As I enter, I can hear Lafayette and John in the kitchen, doing prep. Sookie is talking with Tara, who is at the bar, wiping down glasses and rolling her eyes at Sookie's recounting of last nights adventures with Bill. But my aim is to the office, where Sam waits. The door is cracked, and it's quiet. The soft morning light beams out the doorway, inviting and warm. I fell in love with this bar because of that feeling. Light, warm, jovial. The bar was like Sam, in a way. There to lift your spirits, give you some clarity, or just keep your good mood good. I step in, pushing the door open. Sam sits at his desk, writing on some paperwork, not paying attention.

"You wanted to see me?" I ask softly, and he jumps a little. "I'm sorry, did I startle you?"

"Yeah, sorry. Didn't sleep much last night. Can you shut the door please and have a seat?" he asks, running a hand through his hair. I shut the door and sit in the small chair next to the desk, facing him.

"I think we should talk long you have left," he sighs, and puts a hand to his face, rubbing his temples with his index and thumb. My heart clenches a little, but I swallow the small flit of anger that tries to escape.

"Okay... What about it?"

"I don't want you to over-exert yourself. Your health is above all the most important. Arlene is always looking for hours, especially since she became a single mom again. And I'd still pay you, even if you weren't working. I know I don't pay a ton, but I don't want you to run broke. Certainly not in your condition."

"Don't give me pity, Sam. I'm here to do my job, because I actually love it. I love coming in to work every morning to see you and Terry doing inventory, to banter with Lafayette and Tara. I love my morning drives with Sookie, or Arlene, depending on who's working. This is my life. This is all I have. I don't want to just sit at home and waste away."

"I don't want to see you waste away, period. Why won't you try to fight? Just a little? Why?!" Sam suddenly looks angry, almost betrayed. His eyes mist over a little, but he blinks, and the tears are hidden away.

"Who in their right mind, with such little chance of remission, and no health insurance, and no money, is going to start up chemo, or radiation therapy?
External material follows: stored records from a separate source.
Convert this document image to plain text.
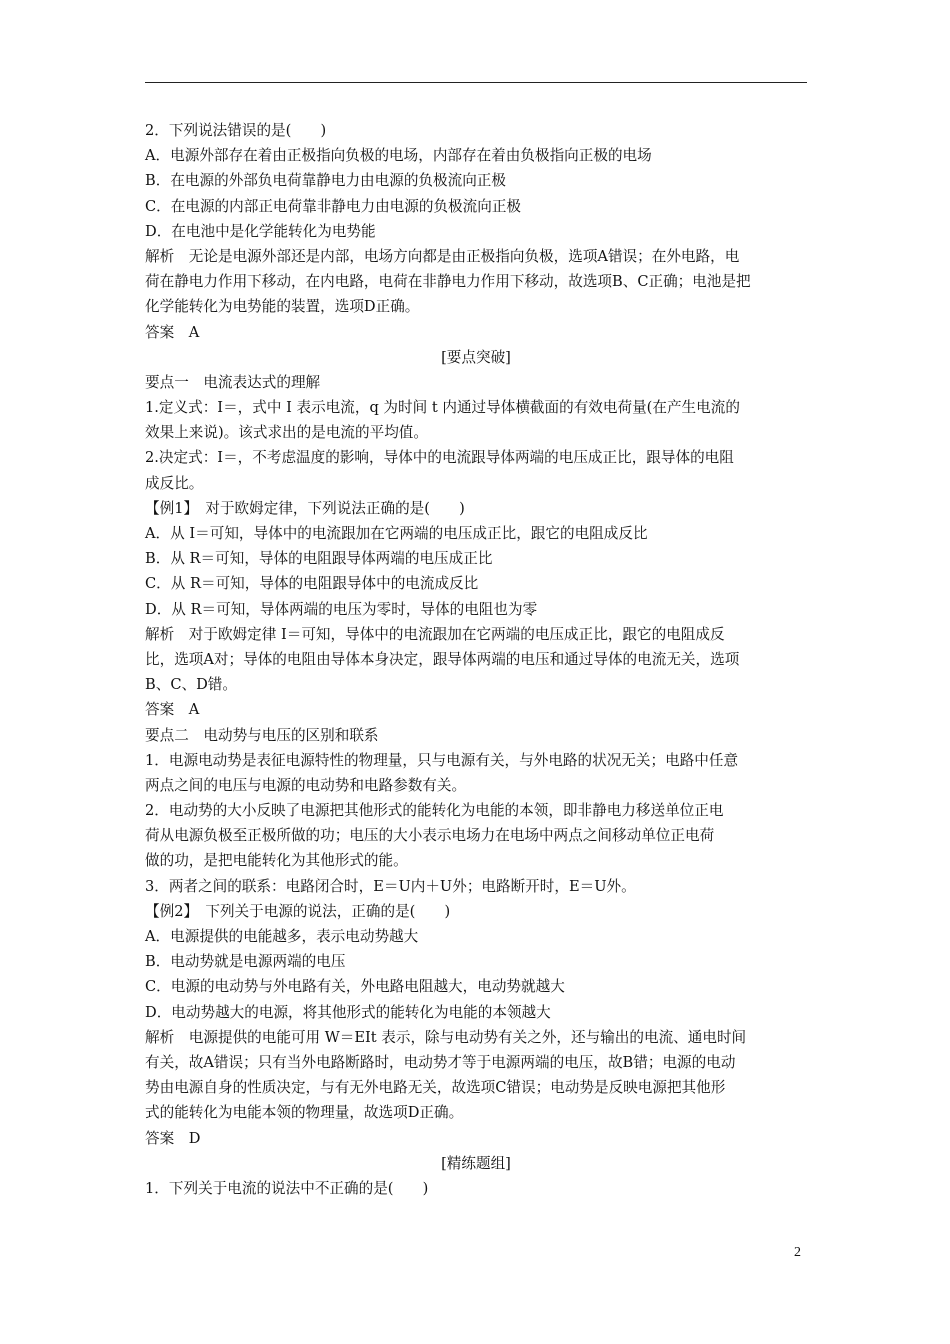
2．下列说法错误的是(　　)
A．电源外部存在着由正极指向负极的电场，内部存在着由负极指向正极的电场
B．在电源的外部负电荷靠静电力由电源的负极流向正极
C．在电源的内部正电荷靠非静电力由电源的负极流向正极
D．在电池中是化学能转化为电势能
解析　无论是电源外部还是内部，电场方向都是由正极指向负极，选项A错误；在外电路，电
荷在静电力作用下移动，在内电路，电荷在非静电力作用下移动，故选项B、C正确；电池是把
化学能转化为电势能的装置，选项D正确。
答案　A
[要点突破]
要点一　电流表达式的理解
1.定义式：I＝，式中 I 表示电流，q 为时间 t 内通过导体横截面的有效电荷量(在产生电流的
效果上来说)。该式求出的是电流的平均值。
2.决定式：I＝，不考虑温度的影响，导体中的电流跟导体两端的电压成正比，跟导体的电阻
成反比。
【例1】　对于欧姆定律，下列说法正确的是(　　)
A．从 I＝可知，导体中的电流跟加在它两端的电压成正比，跟它的电阻成反比
B．从 R＝可知，导体的电阻跟导体两端的电压成正比
C．从 R＝可知，导体的电阻跟导体中的电流成反比
D．从 R＝可知，导体两端的电压为零时，导体的电阻也为零
解析　对于欧姆定律 I＝可知，导体中的电流跟加在它两端的电压成正比，跟它的电阻成反
比，选项A对；导体的电阻由导体本身决定，跟导体两端的电压和通过导体的电流无关，选项
B、C、D错。
答案　A
要点二　电动势与电压的区别和联系
1．电源电动势是表征电源特性的物理量，只与电源有关，与外电路的状况无关；电路中任意
两点之间的电压与电源的电动势和电路参数有关。
2．电动势的大小反映了电源把其他形式的能转化为电能的本领，即非静电力移送单位正电
荷从电源负极至正极所做的功；电压的大小表示电场力在电场中两点之间移动单位正电荷
做的功，是把电能转化为其他形式的能。
3．两者之间的联系：电路闭合时，E＝U内＋U外；电路断开时，E＝U外。
【例2】　下列关于电源的说法，正确的是(　　)
A．电源提供的电能越多，表示电动势越大
B．电动势就是电源两端的电压
C．电源的电动势与外电路有关，外电路电阻越大，电动势就越大
D．电动势越大的电源，将其他形式的能转化为电能的本领越大
解析　电源提供的电能可用 W＝EIt 表示，除与电动势有关之外，还与输出的电流、通电时间
有关，故A错误；只有当外电路断路时，电动势才等于电源两端的电压，故B错；电源的电动
势由电源自身的性质决定，与有无外电路无关，故选项C错误；电动势是反映电源把其他形
式的能转化为电能本领的物理量，故选项D正确。
答案　D
[精练题组]
1．下列关于电流的说法中不正确的是(　　)
2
Not me. That's who. I know it sucks, but it's what I've got. I have to stick it out. I've even thought of alternatives, and those aren't exactly fun OR possible."

"Alternatives? Like what?" Sam squints his eyes a little, like he knows where I'm going with this.
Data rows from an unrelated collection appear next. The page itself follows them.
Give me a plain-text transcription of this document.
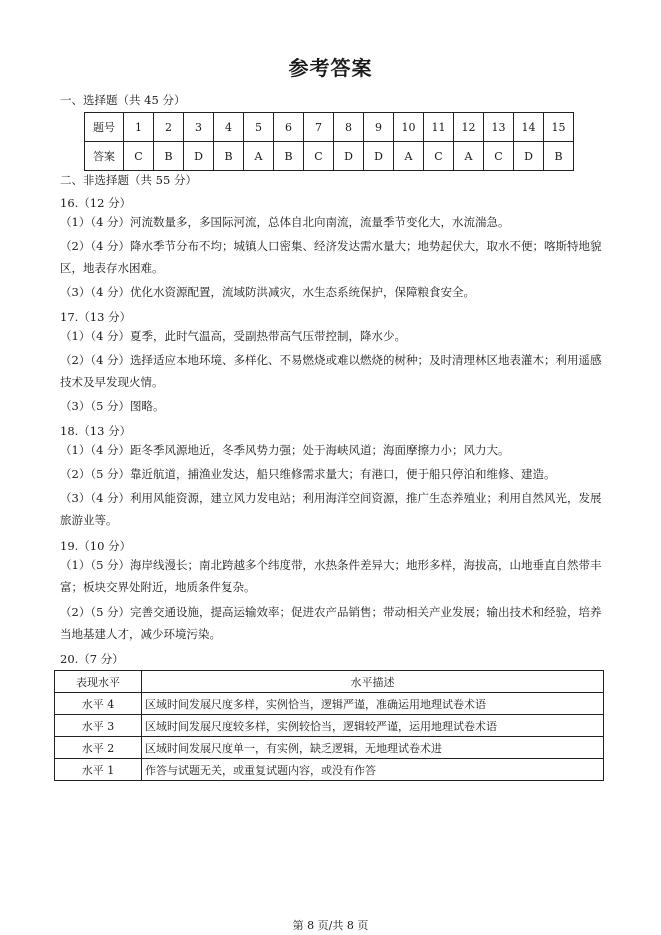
参考答案
一、选择题（共 45 分）
题号	1	2	3	4	5	6	7	8	9	10	11	12	13	14	15
答案	C	B	D	B	A	B	C	D	D	A	C	A	C	D	B
二、非选择题（共 55 分）
16.（12 分）
（1）（4 分）河流数量多，多国际河流，总体自北向南流，流量季节变化大，水流湍急。
（2）（4 分）降水季节分布不均；城镇人口密集、经济发达需水量大；地势起伏大，取水不便；喀斯特地貌区，地表存水困难。
（3）（4 分）优化水资源配置，流域防洪减灾，水生态系统保护，保障粮食安全。
17.（13 分）
（1）（4 分）夏季，此时气温高，受副热带高气压带控制，降水少。
（2）（4 分）选择适应本地环境、多样化、不易燃烧或难以燃烧的树种；及时清理林区地表灌木；利用遥感技术及早发现火情。
（3）（5 分）图略。
18.（13 分）
（1）（4 分）距冬季风源地近，冬季风势力强；处于海峡风道；海面摩擦力小；风力大。
（2）（5 分）靠近航道，捕渔业发达，船只维修需求量大；有港口，便于船只停泊和维修、建造。
（3）（4 分）利用风能资源，建立风力发电站；利用海洋空间资源，推广生态养殖业；利用自然风光，发展旅游业等。
19.（10 分）
（1）（5 分）海岸线漫长；南北跨越多个纬度带，水热条件差异大；地形多样，海拔高，山地垂直自然带丰富；板块交界处附近，地质条件复杂。
（2）（5 分）完善交通设施，提高运输效率；促进农产品销售；带动相关产业发展；输出技术和经验，培养当地基建人才，减少环境污染。
20.（7 分）
表现水平	水平描述
水平 4	区域时间发展尺度多样，实例恰当，逻辑严谨，准确运用地理试卷术语
水平 3	区域时间发展尺度较多样，实例较恰当，逻辑较严谨，运用地理试卷术语
水平 2	区域时间发展尺度单一，有实例，缺乏逻辑，无地理试卷术进
水平 1	作答与试题无关，或重复试题内容，或没有作答
第 8 页/共 8 页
"Er...nothing. Nothing at all. Just forget this, okay? I'll be fine. Just let me work, and when it's too much to handle, I'll let you know. Okay?"

He sighs, and stands up. "Okay. We'll see how it goes."
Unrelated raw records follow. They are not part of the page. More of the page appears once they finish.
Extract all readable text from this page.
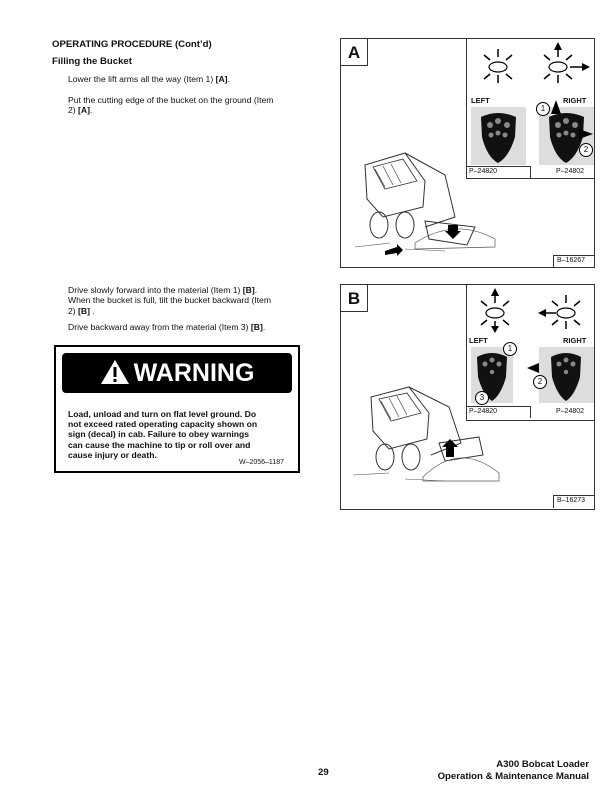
OPERATING PROCEDURE (Cont’d)
Filling the Bucket
Lower the lift arms all the way (Item 1) [A].
Put the cutting edge of the bucket on the ground (Item
2) [A].
Drive slowly forward into the material (Item 1) [B].
When the bucket is full, tilt the bucket backward (Item
2) [B] .
Drive backward away from the material (Item 3) [B].
WARNING
Load, unload and turn on flat level ground. Do
not exceed rated operating capacity shown on
sign (decal) in cab. Failure to obey warnings
can cause the machine to tip or roll over and
cause injury or death.
W–2056–1187
A
LEFT	RIGHT
1
2
P–24820	P–24802
B–16267
B
LEFT	RIGHT
1
3
2
P–24820	P–24802
B–16273
29
A300 Bobcat Loader
Operation & Maintenance Manual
"Thanks, Sam," I breathe, and stand up with him. He pulls me into a hug, and pats my hair a little. He smells funny, like swamp water and earth.

"FYI, Sam, you should probably put on deodorant before you go hugging pretty girls, especially after lifting heavy boxes. You smell like swamp," I chuckle, and playfully punch his chest as I walk out of the office. He looks taken aback, like he's been caught, then grins crookedly.

"Yeah, yeah, whatever. Get your butt to work!" He chuckles, waving me away.